Il ritorno dell'Orchestra Baobab
Torna per la World Circuit lo storico gruppo senegalese
Bella storia, quando dei veterani di una musica ben radicata ed assurta quasi ad un livello di “classicismo popolare” suonano come ventenni motivati e decisi a rivendicare uno spazio. Ne guadagnano le orecchie di chi ascolta, ne guadagna il cuore, che assieme possono mettere via scorte preziose per quell’ “inverno dello spirito” che Marguerite Yourcenar vedeva arrivare. L'Orchestra Baobab, con quel nome che agli smaliziati musicofili d'Occidente suona più o meno come un vezzo linguistico postmoderno dagli anni Settanta. Una vita fa. Nel loro Senegal hanno vissuto rivolgimenti e continui avvicendamenti. In musica: loro c'erano, quando nei club di Dakar i musicisti locali presero a suonare le loro vorticose, dolcissime scale pentatoniche avendo a mente anche l’onda di ritorno che arrivava dai dischi che arrivavano dai Caraibi, con l'implacabile placcaggio ritmico in cinque della clave cubana, e il velluto avvolgente e insidioso costruito da maestri del Son poi riscoperti (ormai tanti anni fa) da Ry Cooder e compagnia.

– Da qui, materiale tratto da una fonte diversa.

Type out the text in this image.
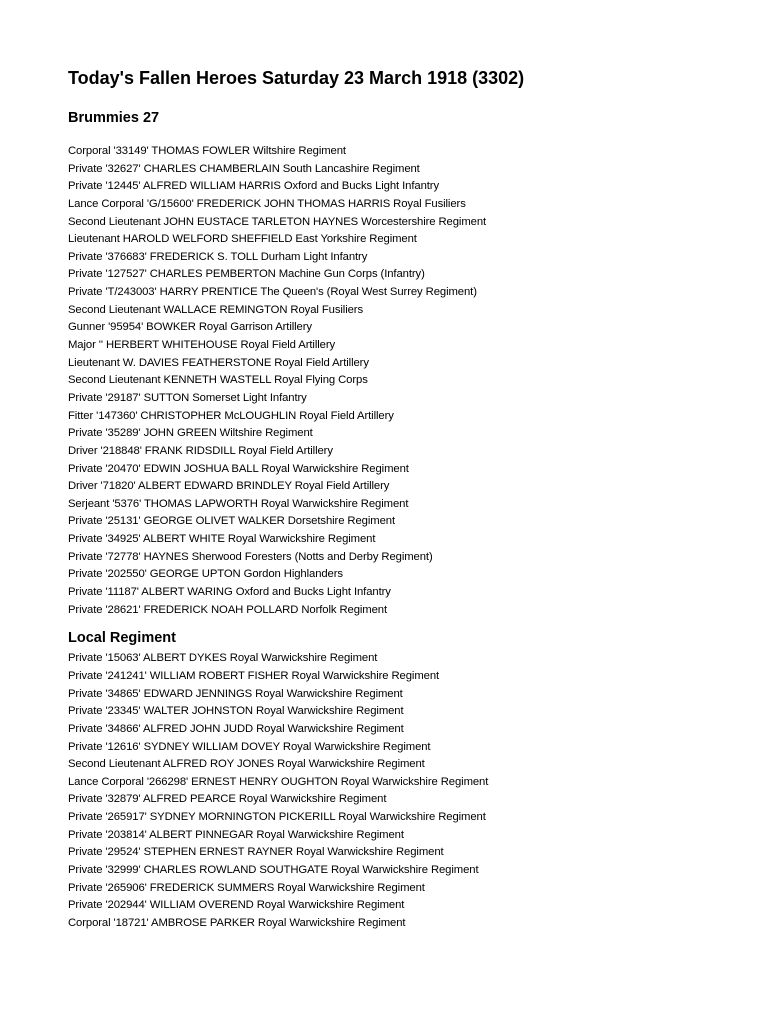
Today's Fallen Heroes Saturday 23 March 1918 (3302)
Brummies 27
Corporal '33149' THOMAS FOWLER Wiltshire Regiment
Private '32627' CHARLES CHAMBERLAIN South Lancashire Regiment
Private '12445' ALFRED WILLIAM HARRIS Oxford and Bucks Light Infantry
Lance Corporal 'G/15600' FREDERICK JOHN THOMAS HARRIS Royal Fusiliers
Second Lieutenant JOHN EUSTACE TARLETON HAYNES Worcestershire Regiment
Lieutenant HAROLD WELFORD SHEFFIELD East Yorkshire Regiment
Private '376683' FREDERICK S. TOLL Durham Light Infantry
Private '127527' CHARLES PEMBERTON Machine Gun Corps (Infantry)
Private 'T/243003' HARRY PRENTICE The Queen's (Royal West Surrey Regiment)
Second Lieutenant WALLACE REMINGTON Royal Fusiliers
Gunner '95954' BOWKER Royal Garrison Artillery
Major '' HERBERT WHITEHOUSE Royal Field Artillery
Lieutenant W. DAVIES FEATHERSTONE Royal Field Artillery
Second Lieutenant KENNETH WASTELL Royal Flying Corps
Private '29187' SUTTON Somerset Light Infantry
Fitter '147360' CHRISTOPHER McLOUGHLIN Royal Field Artillery
Private '35289' JOHN GREEN Wiltshire Regiment
Driver '218848' FRANK RIDSDILL Royal Field Artillery
Private '20470' EDWIN JOSHUA BALL Royal Warwickshire Regiment
Driver '71820' ALBERT EDWARD BRINDLEY Royal Field Artillery
Serjeant '5376' THOMAS LAPWORTH Royal Warwickshire Regiment
Private '25131' GEORGE OLIVET WALKER Dorsetshire Regiment
Private '34925' ALBERT WHITE Royal Warwickshire Regiment
Private '72778' HAYNES Sherwood Foresters (Notts and Derby Regiment)
Private '202550' GEORGE UPTON Gordon Highlanders
Private '11187' ALBERT WARING Oxford and Bucks Light Infantry
Private '28621' FREDERICK NOAH POLLARD Norfolk Regiment
Local Regiment
Private '15063' ALBERT DYKES Royal Warwickshire Regiment
Private '241241' WILLIAM ROBERT FISHER Royal Warwickshire Regiment
Private '34865' EDWARD JENNINGS Royal Warwickshire Regiment
Private '23345' WALTER JOHNSTON Royal Warwickshire Regiment
Private '34866' ALFRED JOHN JUDD Royal Warwickshire Regiment
Private '12616' SYDNEY WILLIAM DOVEY Royal Warwickshire Regiment
Second Lieutenant ALFRED ROY JONES Royal Warwickshire Regiment
Lance Corporal '266298' ERNEST HENRY OUGHTON Royal Warwickshire Regiment
Private '32879' ALFRED PEARCE Royal Warwickshire Regiment
Private '265917' SYDNEY MORNINGTON PICKERILL Royal Warwickshire Regiment
Private '203814' ALBERT PINNEGAR Royal Warwickshire Regiment
Private '29524' STEPHEN ERNEST RAYNER Royal Warwickshire Regiment
Private '32999' CHARLES ROWLAND SOUTHGATE Royal Warwickshire Regiment
Private '265906' FREDERICK SUMMERS Royal Warwickshire Regiment
Private '202944' WILLIAM OVEREND Royal Warwickshire Regiment
Corporal '18721' AMBROSE PARKER Royal Warwickshire Regiment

Da dieci anni l'Orchestra Baobab non si faceva viva con un disco in sala di registrazione. Torna per un'etichetta importante con un tributo sentito a Ndiouga Dieng, il vocalist scomparso lo scorso anno che, a sua volta, si trovò a dare il cambio alle sontuose corde vocali di Laye Mboub, nel 1974. Fanno una decisa, imperiosa comparsa da ospiti perfino Cheikh Lô, uno che di possenti impennate vocali se ne intende, e Thione Seck, che con i Baobab fu fino al 1979. Per la prima vota c'è anche una kora, nelle mani agili di Abdouleye Cissoko, e la chitarra spiritata di Yahya Fall, dalla Etoile of Dakar.
Si sarà compreso, a questo punto: è vero che una somma di ospiti eccellenti non sempre fa un disco eccellente, ma qui siamo ad un picco lo miracolo sonoro, con dieci tracce sinuose, avvolgenti e praticamente perfette, comunque le si vogliano giudicare. Un ponte di groove da una sponda all’altra dell'oceano, e qualcosa in più. Impossibile non muoversi, ascoltando questo beat che sembra mandare in frantumi ogni fissità. Bentornati. Nella speranza che non passino altre dieci anni per ascoltare il filo che lega il Senegal a Cuba.